What @objmagic said is mostly correct (although I think lot’s of people here severely underestimate the complexity of a production-grade typechecker). There are HACKING files that gives introductory instructions and reading materials.


#58

Does the typechecker have an exhaustive test suite? I’ve found in the past that the time needed to write one often is paid off handsomely in future ease of refactoring. You get a lot of confidence making bold changes if you can thoroughly check that they haven’t broken something subtle.

Although it might be hard for amateurs to help refactoring the typechecker itself, it might be possible for them to help with tests.

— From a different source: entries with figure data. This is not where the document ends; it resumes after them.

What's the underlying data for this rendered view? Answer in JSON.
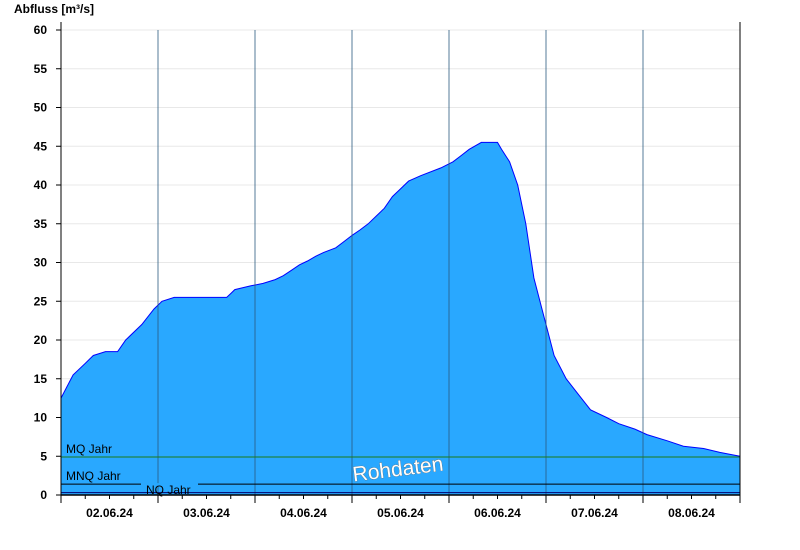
{
  "chart_data": {
    "type": "area",
    "title": "",
    "ylabel": "Abfluss [m³/s]",
    "xlabel": "",
    "ylim": [
      0,
      60
    ],
    "yticks": [
      0,
      5,
      10,
      15,
      20,
      25,
      30,
      35,
      40,
      45,
      50,
      55,
      60
    ],
    "xrange": [
      "02.06.24 00:00",
      "09.06.24 00:00"
    ],
    "xtick_labels": [
      "02.06.24",
      "03.06.24",
      "04.06.24",
      "05.06.24",
      "06.06.24",
      "07.06.24",
      "08.06.24"
    ],
    "grid": "horizontal",
    "fill_color": "#29a8ff",
    "line_color": "#0000ff",
    "watermark": "Rohdaten",
    "reference_lines": [
      {
        "label": "MQ Jahr",
        "value": 4.9,
        "color": "#1a7a1a"
      },
      {
        "label": "MNQ Jahr",
        "value": 1.4,
        "color": "#000000"
      },
      {
        "label": "NQ Jahr",
        "value": 0.3,
        "color": "#00006e"
      }
    ],
    "series": [
      {
        "points": [
          [
            "02.06.24 00:00",
            12.5
          ],
          [
            "02.06.24 03:00",
            15.5
          ],
          [
            "02.06.24 06:00",
            17
          ],
          [
            "02.06.24 08:00",
            18
          ],
          [
            "02.06.24 11:00",
            18.5
          ],
          [
            "02.06.24 14:00",
            18.5
          ],
          [
            "02.06.24 16:00",
            20
          ],
          [
            "02.06.24 20:00",
            22
          ],
          [
            "02.06.24 23:00",
            24
          ],
          [
            "03.06.24 01:00",
            25
          ],
          [
            "03.06.24 04:00",
            25.5
          ],
          [
            "03.06.24 17:00",
            25.5
          ],
          [
            "03.06.24 18:00",
            26
          ],
          [
            "03.06.24 19:00",
            26.5
          ],
          [
            "03.06.24 23:00",
            27
          ],
          [
            "04.06.24 02:00",
            27.3
          ],
          [
            "04.06.24 05:00",
            27.8
          ],
          [
            "04.06.24 07:00",
            28.3
          ],
          [
            "04.06.24 09:00",
            29
          ],
          [
            "04.06.24 11:00",
            29.7
          ],
          [
            "04.06.24 13:00",
            30.2
          ],
          [
            "04.06.24 15:00",
            30.8
          ],
          [
            "04.06.24 17:00",
            31.3
          ],
          [
            "04.06.24 20:00",
            31.9
          ],
          [
            "04.06.24 22:00",
            32.7
          ],
          [
            "05.06.24 00:00",
            33.5
          ],
          [
            "05.06.24 02:00",
            34.2
          ],
          [
            "05.06.24 04:00",
            35
          ],
          [
            "05.06.24 06:00",
            36
          ],
          [
            "05.06.24 08:00",
            37
          ],
          [
            "05.06.24 10:00",
            38.5
          ],
          [
            "05.06.24 12:00",
            39.5
          ],
          [
            "05.06.24 14:00",
            40.5
          ],
          [
            "05.06.24 17:00",
            41.2
          ],
          [
            "05.06.24 22:00",
            42.2
          ],
          [
            "06.06.24 01:00",
            43
          ],
          [
            "06.06.24 03:00",
            43.8
          ],
          [
            "06.06.24 05:00",
            44.6
          ],
          [
            "06.06.24 08:00",
            45.5
          ],
          [
            "06.06.24 12:00",
            45.5
          ],
          [
            "06.06.24 13:00",
            44.6
          ],
          [
            "06.06.24 15:00",
            43
          ],
          [
            "06.06.24 17:00",
            40
          ],
          [
            "06.06.24 19:00",
            35
          ],
          [
            "06.06.24 21:00",
            28
          ],
          [
            "07.06.24 00:00",
            22
          ],
          [
            "07.06.24 02:00",
            18
          ],
          [
            "07.06.24 05:00",
            15
          ],
          [
            "07.06.24 08:00",
            13
          ],
          [
            "07.06.24 11:00",
            11
          ],
          [
            "07.06.24 15:00",
            10
          ],
          [
            "07.06.24 18:00",
            9.2
          ],
          [
            "07.06.24 22:00",
            8.5
          ],
          [
            "08.06.24 01:00",
            7.8
          ],
          [
            "08.06.24 06:00",
            7
          ],
          [
            "08.06.24 10:00",
            6.3
          ],
          [
            "08.06.24 15:00",
            6.0
          ],
          [
            "08.06.24 19:00",
            5.5
          ],
          [
            "09.06.24 00:00",
            5.0
          ]
        ]
      }
    ]
  }
}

(Someday, sadly I suspect after I’m too senile to program any more, I hope that the tools are good enough to conveniently verify code like this so that such crude measures as tests are less necessary. :slight_smile: )


#59

Wow @Drup – those hacking files are great! They definitely serve as excellent first pointers into the code.

I think the typechecker code suffers from a combination of factors:

  1. Most old OCaml code isn’t well documented. This is pretty consistent from my experience, and may stem from the fact that with .mli files, people felt comments belonged almost entirely there rather than in the .ml files.
  2. Old OCaml design patterns were… suboptimal. It was seen as fine to heavily use exceptions and global state. This makes the code often as hard to read as code in other languages with heavy global mutable state usage, except you also lack type annotations.
  3. The stdlib wasn’t as developed when the code was written, leading to duplication of similar code patterns over and over.
  4. Pure functional data structures start to break down once you make them more complex. Having had experience writing a compiler with inference and a complex data structure in haskell, it’s a bit of a nightmare (surprising, but true). Adding mutable references for annotations and types makes the data structure much easier to deal with, but you’re then out of the realm of maps and folds, and in the world of iters and mutable state, which is often harder to reason about.
  5. The typechecker has to not only be correct, it also has to be fast, and this means that there are often hacks doing non-obvious things for the sake of efficiency.
  6. Though the algorithm isn’t conceptually complex, there are many subtleties, and without heavy commenting (which doesn’t exist, see above), a user trying to understand the typechecker can easily get lost.

#60

Could we keep this topic a more focused on Modular Implicits? Feel free to open another topic if you wish to discuss compiler or type-checker hacking in general.